In all her major collaborative projects, beginning with The Dinner Party and continuing through Birth Project (1980–85), Powerplay (1982–87), Holocaust Project: From Darkness into Light (1985–93), and Resolutions: A Stitch in Time (1994–2000), Chicago has chosen diverse and unusual media to fit not only her aesthetic, but also the personal, social, and political intentions of her imagery. Because of her gender politics and attention to social commentary, as well as her use of diverse styles and media, Janson and Janson’s history credits her not only for her role as a leader in the Feminist Art movement but also as a forerunner of the late-20th-century movement known as Postmodernism.
A lesser known but important period in Chicago’s career is the Minimalist work she created between 1965 and 1973. Some of the optical patterns explored in these works, such as circles and octagons with central cores that appear to be expanding and contracting, prefigure her feminist iconography.
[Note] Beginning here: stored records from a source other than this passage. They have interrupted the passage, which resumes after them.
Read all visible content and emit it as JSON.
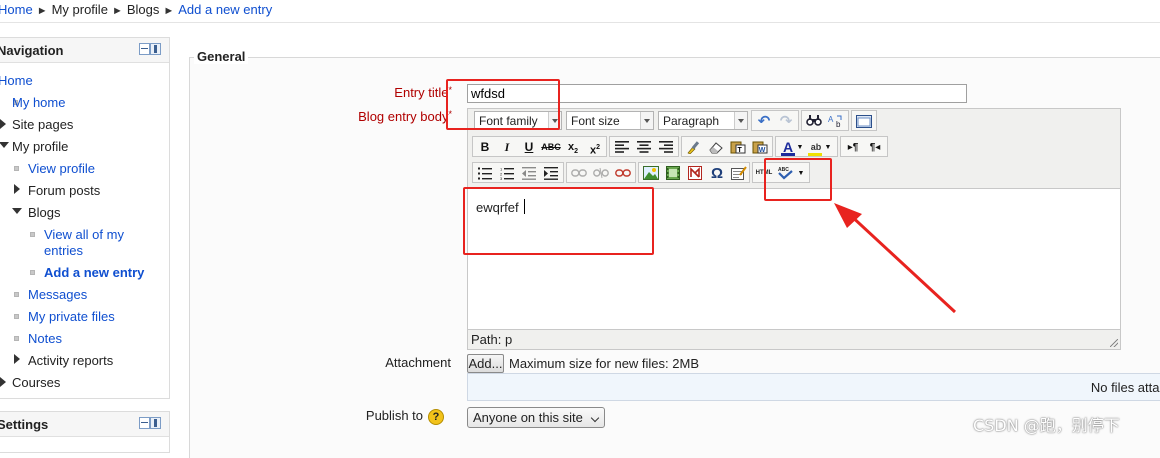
{
  "breadcrumb": {
    "items": [
      "Home",
      "My profile",
      "Blogs",
      "Add a new entry"
    ],
    "separator": "►"
  },
  "navigation": {
    "title": "Navigation",
    "items": {
      "home": "Home",
      "my_home": "My home",
      "site_pages": "Site pages",
      "my_profile": "My profile",
      "view_profile": "View profile",
      "forum_posts": "Forum posts",
      "blogs": "Blogs",
      "view_all_line1": "View all of my",
      "view_all_line2": "entries",
      "add_new_entry": "Add a new entry",
      "messages": "Messages",
      "my_private_files": "My private files",
      "notes": "Notes",
      "activity_reports": "Activity reports",
      "courses": "Courses"
    }
  },
  "settings": {
    "title": "Settings"
  },
  "form": {
    "legend": "General",
    "entry_title_label": "Entry title",
    "entry_title_value": "wfdsd",
    "blog_body_label": "Blog entry body",
    "required_mark": "*",
    "attachment_label": "Attachment",
    "add_button": "Add...",
    "max_size_text": "Maximum size for new files: 2MB",
    "no_files_text": "No files attac",
    "publish_label": "Publish to",
    "publish_value": "Anyone on this site"
  },
  "editor": {
    "font_family": "Font family",
    "font_size": "Font size",
    "format": "Paragraph",
    "content": "ewqrfef",
    "path": "Path: p"
  },
  "colors": {
    "link": "#0f4fd0",
    "required_label": "#b00000",
    "annotation_red": "#e8231f",
    "help_icon": "#f2c21a"
  },
  "watermark": "CSDN @跑，别停下"
}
In addition, recent exhibitions—at LAMOCA in Los Angeles, the Guggenheim New York, and the Centre Pompidou in Paris—have recognized Chicago’s output during that period as significant contributions to the direction and focus of Minimalism and, in particular, the sub-genre known as the Finish Fetish movement.
Chicago is the recipient of numerous grants, awards and honorary degrees from prestigious colleges and universities; and her work is in the collections of numerous museums, including: The British Museum, Brooklyn Museum, Getty Trust, Los Angeles County Museum of Art, Museum of Fine Arts, Santa Fe, National Gallery, National Museum of Women in the Arts, Pennsylvania Academy of the Fine Arts, and San Francisco Museum of Modern Art.